But if he lived through this, he went back to Jade. Ophelia and his sister would go free, but he gave Jade the ability to rule the vampire world—and the mortal world. He refused to give Jade such power and live as her lover.
He would destroy himself.
Hades, it hurt. A river of fire seemed to burn through him,
Guidon, Raven called through his thoughts. I cannot let her take this power. She will use it to destroy the damned world.
If you break free, she cannot get your power. You will be destroyed, and the power will end with your death.
His body shook and jerked. He could feel the power rushing through him. His muscles twisted and writhed, out of control.
He fought to pull away from Jade’s hand.
Ophelia saw him try to break free of the queen’s hold, try to pull away. His muscles rippled, his limbs jerked, his eyes rolled back in his head.
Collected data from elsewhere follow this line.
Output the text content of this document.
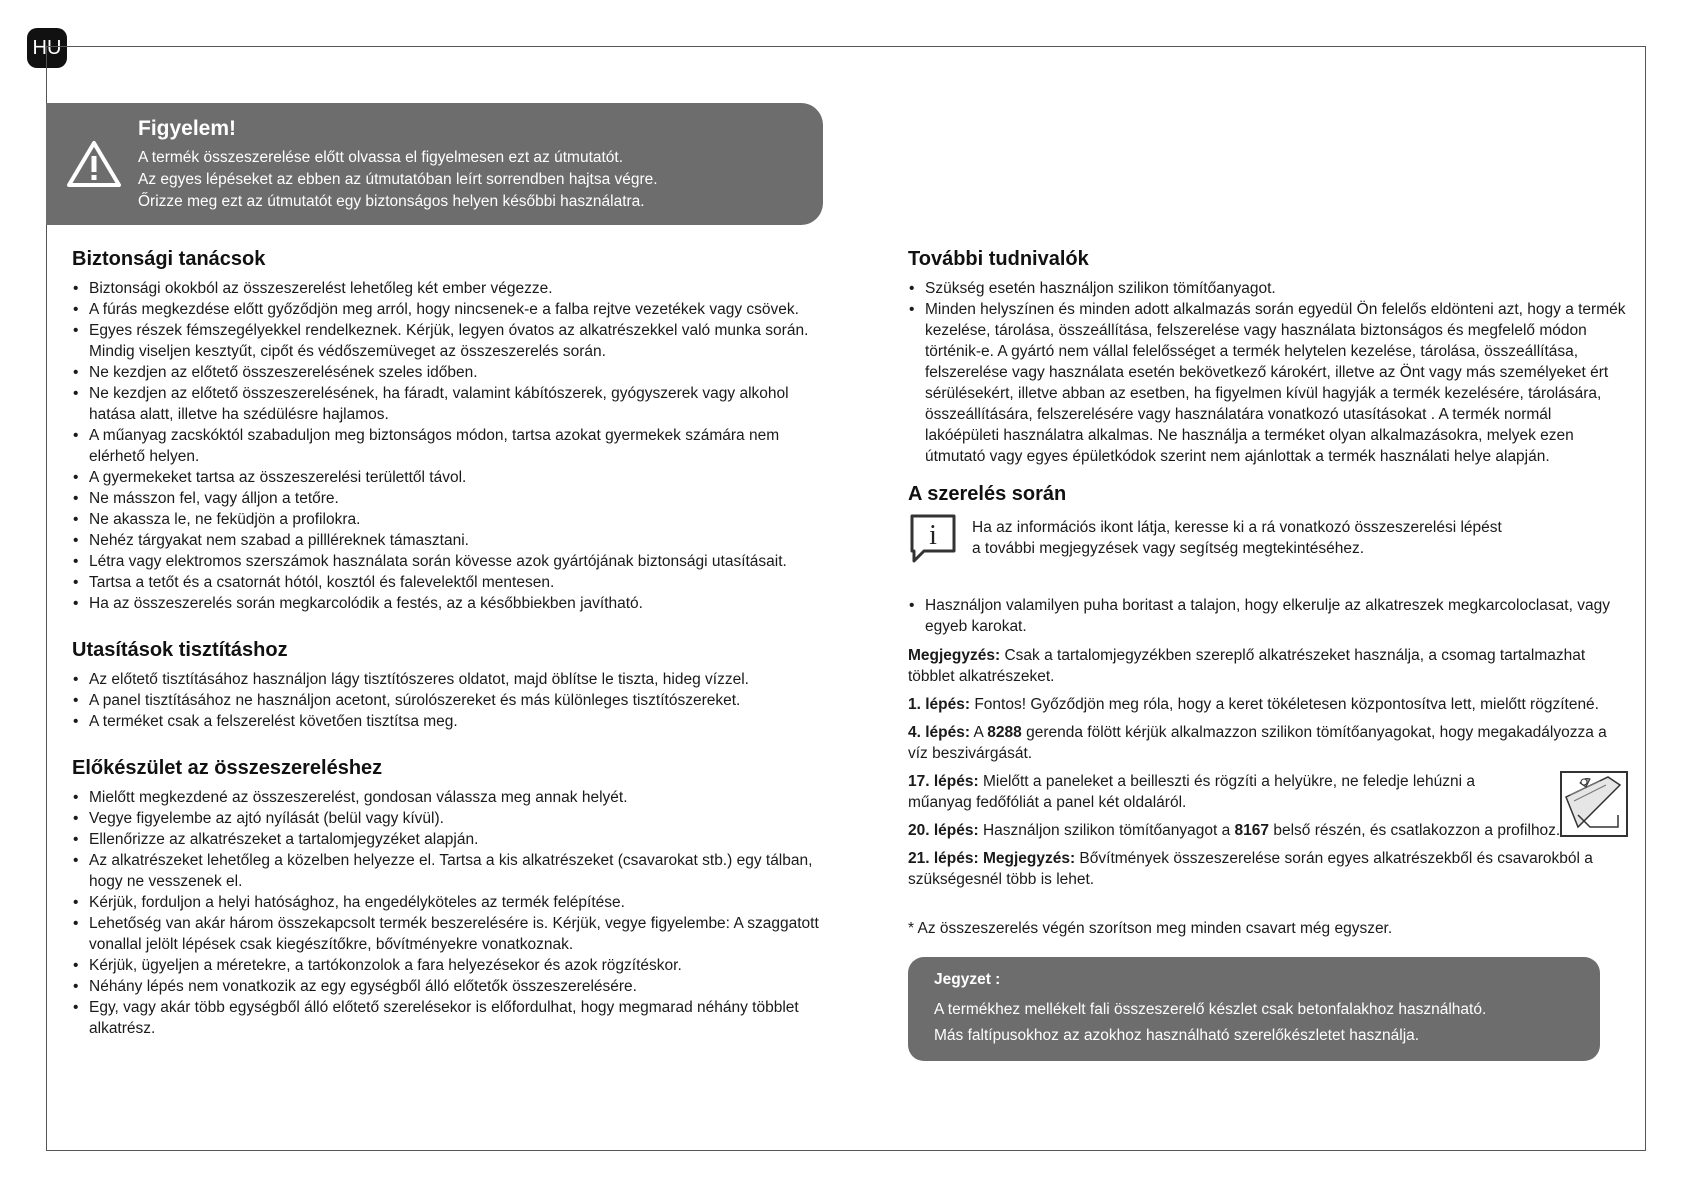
HU
Figyelem!
A termék összeszerelése előtt olvassa el figyelmesen ezt az útmutatót.
Az egyes lépéseket az ebben az útmutatóban leírt sorrendben hajtsa végre.
Őrizze meg ezt az útmutatót egy biztonságos helyen későbbi használatra.
Biztonsági tanácsok
• Biztonsági okokból az összeszerelést lehetőleg két ember végezze.
• A fúrás megkezdése előtt győződjön meg arról, hogy nincsenek-e a falba rejtve vezetékek vagy csövek.
• Egyes részek fémszegélyekkel rendelkeznek. Kérjük, legyen óvatos az alkatrészekkel való munka során. Mindig viseljen kesztyűt, cipőt és védőszemüveget az összeszerelés során.
• Ne kezdjen az előtető összeszerelésének szeles időben.
• Ne kezdjen az előtető összeszerelésének, ha fáradt, valamint kábítószerek, gyógyszerek vagy alkohol hatása alatt, illetve ha szédülésre hajlamos.
• A műanyag zacskóktól szabaduljon meg biztonságos módon, tartsa azokat gyermekek számára nem elérhető helyen.
• A gyermekeket tartsa az összeszerelési területtől távol.
• Ne másszon fel, vagy álljon a tetőre.
• Ne akassza le, ne feküdjön a profilokra.
• Nehéz tárgyakat nem szabad a pillléreknek támasztani.
• Létra vagy elektromos szerszámok használata során kövesse azok gyártójának biztonsági utasításait.
• Tartsa a tetőt és a csatornát hótól, kosztól és falevelektől mentesen.
• Ha az összeszerelés során megkarcolódik a festés, az a későbbiekben javítható.
Utasítások tisztításhoz
• Az előtető tisztításához használjon lágy tisztítószeres oldatot, majd öblítse le tiszta, hideg vízzel.
• A panel tisztításához ne használjon acetont, súrolószereket és más különleges tisztítószereket.
• A terméket csak a felszerelést követően tisztítsa meg.
Előkészület az összeszereléshez
• Mielőtt megkezdené az összeszerelést, gondosan válassza meg annak helyét.
• Vegye figyelembe az ajtó nyílását (belül vagy kívül).
• Ellenőrizze az alkatrészeket a tartalomjegyzéket alapján.
• Az alkatrészeket lehetőleg a közelben helyezze el. Tartsa a kis alkatrészeket (csavarokat stb.) egy tálban, hogy ne vesszenek el.
• Kérjük, forduljon a helyi hatósághoz, ha engedélyköteles az termék felépítése.
• Lehetőség van akár három összekapcsolt termék beszerelésére is. Kérjük, vegye figyelembe: A szaggatott vonallal jelölt lépések csak kiegészítőkre, bővítményekre vonatkoznak.
• Kérjük, ügyeljen a méretekre, a tartókonzolok a fara helyezésekor és azok rögzítéskor.
• Néhány lépés nem vonatkozik az egy egységből álló előtetők összeszerelésére.
• Egy, vagy akár több egységből álló előtető szerelésekor is előfordulhat, hogy megmarad néhány többlet alkatrész.
További tudnivalók
• Szükség esetén használjon szilikon tömítőanyagot.
• Minden helyszínen és minden adott alkalmazás során egyedül Ön felelős eldönteni azt, hogy a termék kezelése, tárolása, összeállítása, felszerelése vagy használata biztonságos és megfelelő módon történik-e. A gyártó nem vállal felelősséget a termék helytelen kezelése, tárolása, összeállítása, felszerelése vagy használata esetén bekövetkező károkért, illetve az Önt vagy más személyeket ért sérülésekért, illetve abban az esetben, ha figyelmen kívül hagyják a termék kezelésére, tárolására, összeállítására, felszerelésére vagy használatára vonatkozó utasításokat . A termék normál lakóépületi használatra alkalmas. Ne használja a terméket olyan alkalmazásokra, melyek ezen útmutató vagy egyes épületkódok szerint nem ajánlottak a termék használati helye alapján.
A szerelés során
i Ha az információs ikont látja, keresse ki a rá vonatkozó összeszerelési lépést
a további megjegyzések vagy segítség megtekintéséhez.
• Használjon valamilyen puha boritast a talajon, hogy elkerulje az alkatreszek megkarcoloclasat, vagy egyeb karokat.

Megjegyzés: Csak a tartalomjegyzékben szereplő alkatrészeket használja, a csomag tartalmazhat többlet alkatrészeket.

1. lépés: Fontos! Győződjön meg róla, hogy a keret tökéletesen központosítva lett, mielőtt rögzítené.

4. lépés: A 8288 gerenda fölött kérjük alkalmazzon szilikon tömítőanyagokat, hogy megakadályozza a víz beszivárgását.

17. lépés: Mielőtt a paneleket a beilleszti és rögzíti a helyükre, ne feledje lehúzni a műanyag fedőfóliát a panel két oldaláról.

20. lépés: Használjon szilikon tömítőanyagot a 8167 belső részén, és csatlakozzon a profilhoz.

21. lépés: Megjegyzés: Bővítmények összeszerelése során egyes alkatrészekből és csavarokból a szükségesnél több is lehet.

* Az összeszerelés végén szorítson meg minden csavart még egyszer.
Jegyzet :
A termékhez mellékelt fali összeszerelő készlet csak betonfalakhoz használható.
Más faltípusokhoz az azokhoz használható szerelőkészletet használja.
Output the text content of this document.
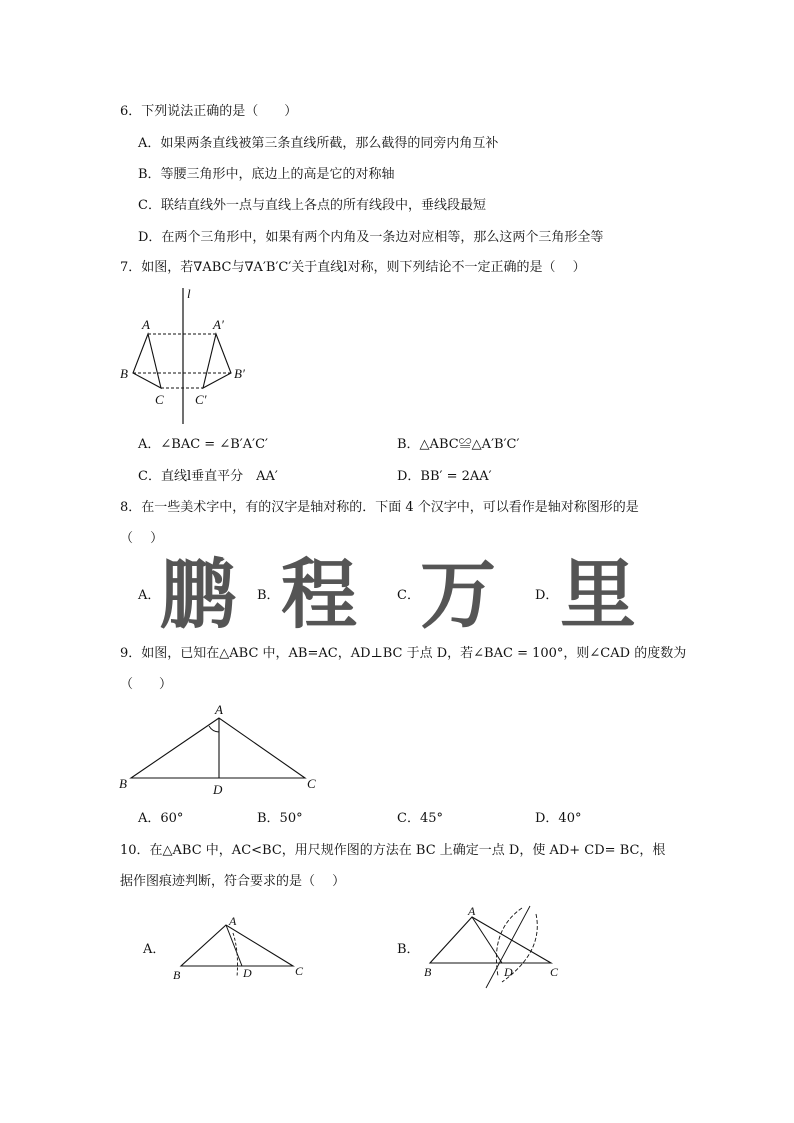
6．下列说法正确的是（　　）
A．如果两条直线被第三条直线所截，那么截得的同旁内角互补
B．等腰三角形中，底边上的高是它的对称轴
C．联结直线外一点与直线上各点的所有线段中，垂线段最短
D．在两个三角形中，如果有两个内角及一条边对应相等，那么这两个三角形全等
7．如图，若∇ABC与∇A′B′C′关于直线l对称，则下列结论不一定正确的是（　 ）
l
A	A′
B	B′
C C′
A．∠BAC = ∠B′A′C′	B．△ABC≌△A′B′C′
C．直线l垂直平分　AA′	D．BB′ = 2AA′
8．在一些美术字中，有的汉字是轴对称的．下面 4 个汉字中，可以看作是轴对称图形的是
（　 ）
A． 鹏 B． 程	C． 万	D． 里
9．如图，已知在△ABC 中，AB=AC，AD⊥BC 于点 D，若∠BAC = 100°，则∠CAD 的度数为
（　　）
A
B	C
D
A．60°	B．50°	C．45°	D．40°
10．在△ABC 中，AC<BC，用尺规作图的方法在 BC 上确定一点 D，使 AD+ CD= BC，根
据作图痕迹判断，符合要求的是（　 ）
A．
A
B	C
D
B．
A
B	C
D
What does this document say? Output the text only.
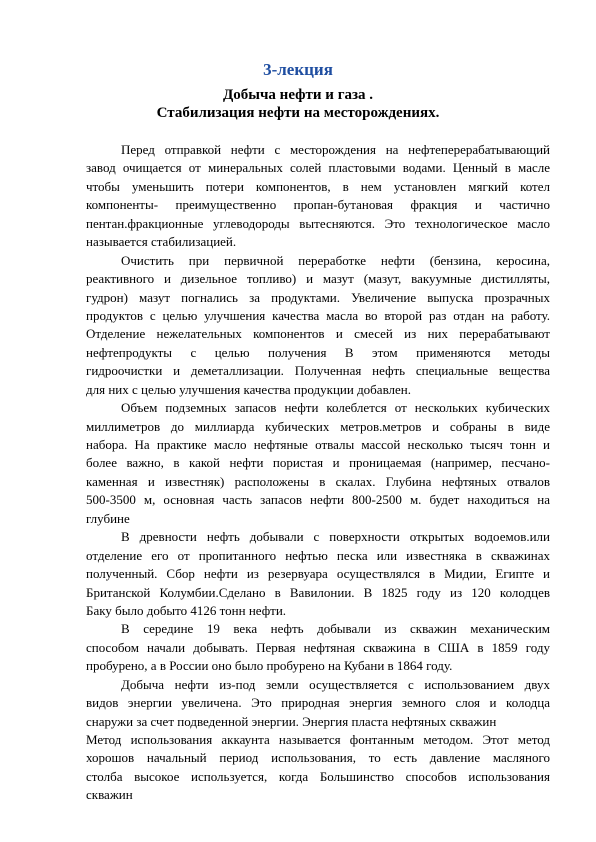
3-лекция
Добыча нефти и газа .
Стабилизация нефти на месторождениях.
Перед отправкой нефти с месторождения на нефтеперерабатывающий
завод очищается от минеральных солей пластовыми водами. Ценный в масле
чтобы уменьшить потери компонентов, в нем установлен мягкий котел
компоненты- преимущественно пропан-бутановая фракция и частично
пентан.фракционные углеводороды вытесняются. Это технологическое масло
называется стабилизацией.
Очистить при первичной переработке нефти (бензина, керосина,
реактивного и дизельное топливо) и мазут (мазут, вакуумные дистилляты,
гудрон) мазут погнались за продуктами. Увеличение выпуска прозрачных
продуктов с целью улучшения качества масла во второй раз отдан на работу.
Отделение нежелательных компонентов и смесей из них перерабатывают
нефтепродукты с целью получения В этом применяются методы
гидроочистки и деметаллизации. Полученная нефть специальные вещества
для них с целью улучшения качества продукции добавлен.
Объем подземных запасов нефти колеблется от нескольких кубических
миллиметров до миллиарда кубических метров.метров и собраны в виде
набора. На практике масло нефтяные отвалы массой несколько тысяч тонн и
более важно, в какой нефти пористая и проницаемая (например, песчано-
каменная и известняк) расположены в скалах. Глубина нефтяных отвалов
500-3500 м, основная часть запасов нефти 800-2500 м. будет находиться на
глубине
В древности нефть добывали с поверхности открытых водоемов.или
отделение его от пропитанного нефтью песка или известняка в скважинах
полученный. Сбор нефти из резервуара осуществлялся в Мидии, Египте и
Британской Колумбии.Сделано в Вавилонии. В 1825 году из 120 колодцев
Баку было добыто 4126 тонн нефти.
В середине 19 века нефть добывали из скважин механическим
способом начали добывать. Первая нефтяная скважина в США в 1859 году
пробурено, а в России оно было пробурено на Кубани в 1864 году.
Добыча нефти из-под земли осуществляется с использованием двух
видов энергии увеличена. Это природная энергия земного слоя и колодца
снаружи за счет подведенной энергии. Энергия пласта нефтяных скважин
Метод использования аккаунта называется фонтанным методом. Этот метод
хорошов начальный период использования, то есть давление масляного
столба высокое используется, когда Большинство способов использования
скважин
Jade stared at Raven, so Ophelia rushed to Guidon, and she bent so she could whisper into the librarian’s ear. “What is he doing?”
He is trying to break the contact so Her Majesty cannot drain the power from him, Guidon answered in her head. He is afraid of what she will do with such power.
She projected her thoughts to Guidon. What will happen to him?
He will die. But he believes Queen Jade will kill many with this power. I fear he is correct.
Her power was going to cost Ravenhunt’s life. Cost hundreds of lives. Maybe thousands. She could not let it happen.
What can I do?
You can take your power back, Guidon answered. The power will want to come to you. It belongs to you. Touch him now and the power is yours again. But then you will never be able to touch anyone again.
I won’t let him be destroyed. She ran forward and put her hand to Raven’s head. A bolt of force raced through her fingers, rushed through her heart, slammed deep into her. She cried out, staggering back. Her fingertips burned, and she shook her fingers, but it did nothing to cool them. A tingling shot up her arms, growing stronger. Her heart raced like mad.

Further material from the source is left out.